$X_1, X_2,\ldots, X_n$ are independent with uniform distribution on $[0,a]$.
Prove that $\max(X_1, X_2,\ldots,X_n) \rightarrow a$ almost surely.
Ar first I look for the probability distribution i.e. $$F_\max(t)=P(\max(X_1, X_2,\ldots,X_n)<t)=P(X_1<t)^n=(F_{X_1}(t))^n=\left(\frac{t}{a}\right)^n.$$
So if $t<a$ it converges to $0$ and if $t\geq a$ it converges to $1$.

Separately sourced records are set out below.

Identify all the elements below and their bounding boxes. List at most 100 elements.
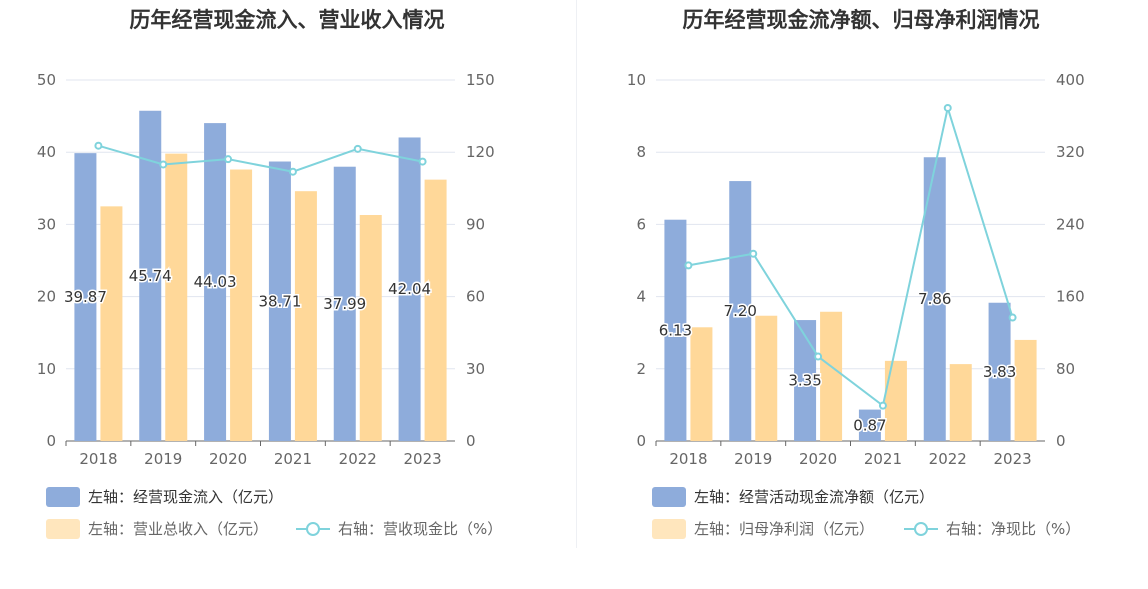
y-right-tick-label: 160: [1056, 288, 1085, 306]
y-left-tick-label: 30: [37, 215, 56, 233]
y-left-tick-label: 8: [636, 143, 646, 161]
chart-title: 历年经营现金流入、营业收入情况: [129, 8, 445, 32]
legend-label: 右轴：净现比（%）: [946, 520, 1081, 538]
line-point: [684, 261, 693, 270]
data-label: 45.74: [129, 267, 172, 285]
data-label: 44.03: [194, 273, 237, 291]
legend-item-line[interactable]: 右轴：净现比（%）: [904, 518, 1080, 539]
chart-panel-cash-inflow: 历年经营现金流入、营业收入情况 0 10 20 30 40 50 0 30 60 90 120 150…: [37, 8, 502, 539]
bar-2022-series2: [949, 364, 972, 441]
line-point: [418, 157, 427, 166]
data-label: 39.87: [64, 288, 107, 306]
bar-2019-series2: [755, 315, 778, 441]
legend-swatch-icon: [46, 486, 80, 507]
y-left-tick-label: 10: [627, 71, 646, 89]
legend-item-bar1[interactable]: 左轴：经营现金流入（亿元）: [46, 486, 283, 507]
data-label: 3.35: [788, 372, 821, 390]
legend-item-bar2[interactable]: 左轴：营业总收入（亿元）: [46, 518, 268, 539]
y-left-tick-label: 50: [37, 71, 56, 89]
data-label: 42.04: [388, 280, 431, 298]
legend-swatch-icon: [652, 486, 686, 507]
data-label: 7.20: [724, 302, 757, 320]
bar-2020-series1: [204, 123, 227, 442]
y-right-tick-label: 60: [466, 288, 485, 306]
data-label: 0.87: [853, 416, 886, 434]
x-tick-label: 2020: [209, 450, 247, 468]
y-left-tick-label: 0: [636, 432, 646, 450]
bar-2018-series2: [690, 327, 713, 441]
y-left-tick-label: 4: [636, 288, 646, 306]
chart-panel-net-cash-flow: 历年经营现金流净额、归母净利润情况 0 2 4 6 8 10 0 80 160 240 320 400…: [574, 0, 1148, 589]
legend-item-line[interactable]: 右轴：营收现金比（%）: [296, 518, 502, 539]
line-point: [749, 249, 758, 258]
line-point: [288, 167, 297, 176]
y-right-tick-label: 400: [1056, 71, 1085, 89]
y-right-tick-label: 320: [1056, 143, 1085, 161]
line-point: [878, 401, 887, 410]
data-label: 6.13: [659, 321, 692, 339]
x-tick-label: 2023: [993, 450, 1031, 468]
legend-item-bar2[interactable]: 左轴：归母净利润（亿元）: [652, 518, 874, 539]
x-tick-label: 2019: [734, 450, 772, 468]
data-label: 37.99: [323, 295, 366, 313]
panel-divider: [576, 0, 577, 548]
bar-2020-series1: [794, 320, 817, 441]
y-left-tick-label: 2: [636, 360, 646, 378]
y-left-tick-label: 6: [636, 215, 646, 233]
legend-swatch-icon: [652, 518, 686, 539]
line-point: [814, 352, 823, 361]
bar-2021-series1: [268, 161, 291, 441]
y-right-tick-label: 150: [466, 71, 495, 89]
legend-line-icon: [296, 519, 330, 539]
legend-label: 左轴：营业总收入（亿元）: [88, 520, 269, 538]
line-point: [1008, 313, 1017, 322]
chart-title: 历年经营现金流净额、归母净利润情况: [682, 8, 1040, 32]
data-label: 38.71: [258, 292, 301, 310]
bar-2021-series2: [294, 191, 317, 441]
legend-item-bar1[interactable]: 左轴：经营活动现金流净额（亿元）: [652, 486, 934, 507]
x-tick-label: 2020: [799, 450, 837, 468]
bar-2018-series2: [100, 206, 123, 441]
y-right-tick-label: 0: [1056, 432, 1066, 450]
y-right-tick-label: 30: [466, 360, 485, 378]
bar-2019-series2: [165, 153, 188, 442]
legend-label: 右轴：营收现金比（%）: [338, 520, 503, 538]
line-series: [98, 144, 423, 173]
y-right-tick-label: 80: [1056, 360, 1075, 378]
line-point: [159, 160, 168, 169]
chart-plot-area: 0 10 20 30 40 50 0 30 60 90 120 150 2018 2019 2020 2021…: [37, 71, 495, 468]
bar-2022-series2: [359, 215, 382, 441]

How can I say that $\max(X_1, X_2,\ldots,X_n) \rightarrow a$ almost surely. Is there a better way to do it?
Best Answer
The solution was mostly covered by the comments, but here is a more complete answer:
Your solution does not show a.s. convergence, as convergence in distribution does not imply a.s. convergence. What needs to be shown is that (denote $\max(X_1, \dots X_n)$ by $M_n$) $$ P(\lim_{n \rightarrow \infty} M_n = a) = 1 $$ This happens to be the equivalent of (this is not directly evident but can be shown) $$ P(\mid M_n -a \mid > \epsilon \text{ infinitely often as } n\rightarrow \infty) = 0 $$ By Borel Cantelli Lemma, this holds if $$ \sum^{\infty}_{n=1}P(\mid M_n -a \mid > \epsilon) <\infty $$ As you showed yourself, $P(\mid M_n -a \mid > \epsilon) = \left(\frac{a-\epsilon}{a} \right)^n$ so you have $$ \sum^{\infty}_{n=1}P(\mid M_n -a \mid > \epsilon) = \frac{a}{\epsilon}<\infty $$ and we are done.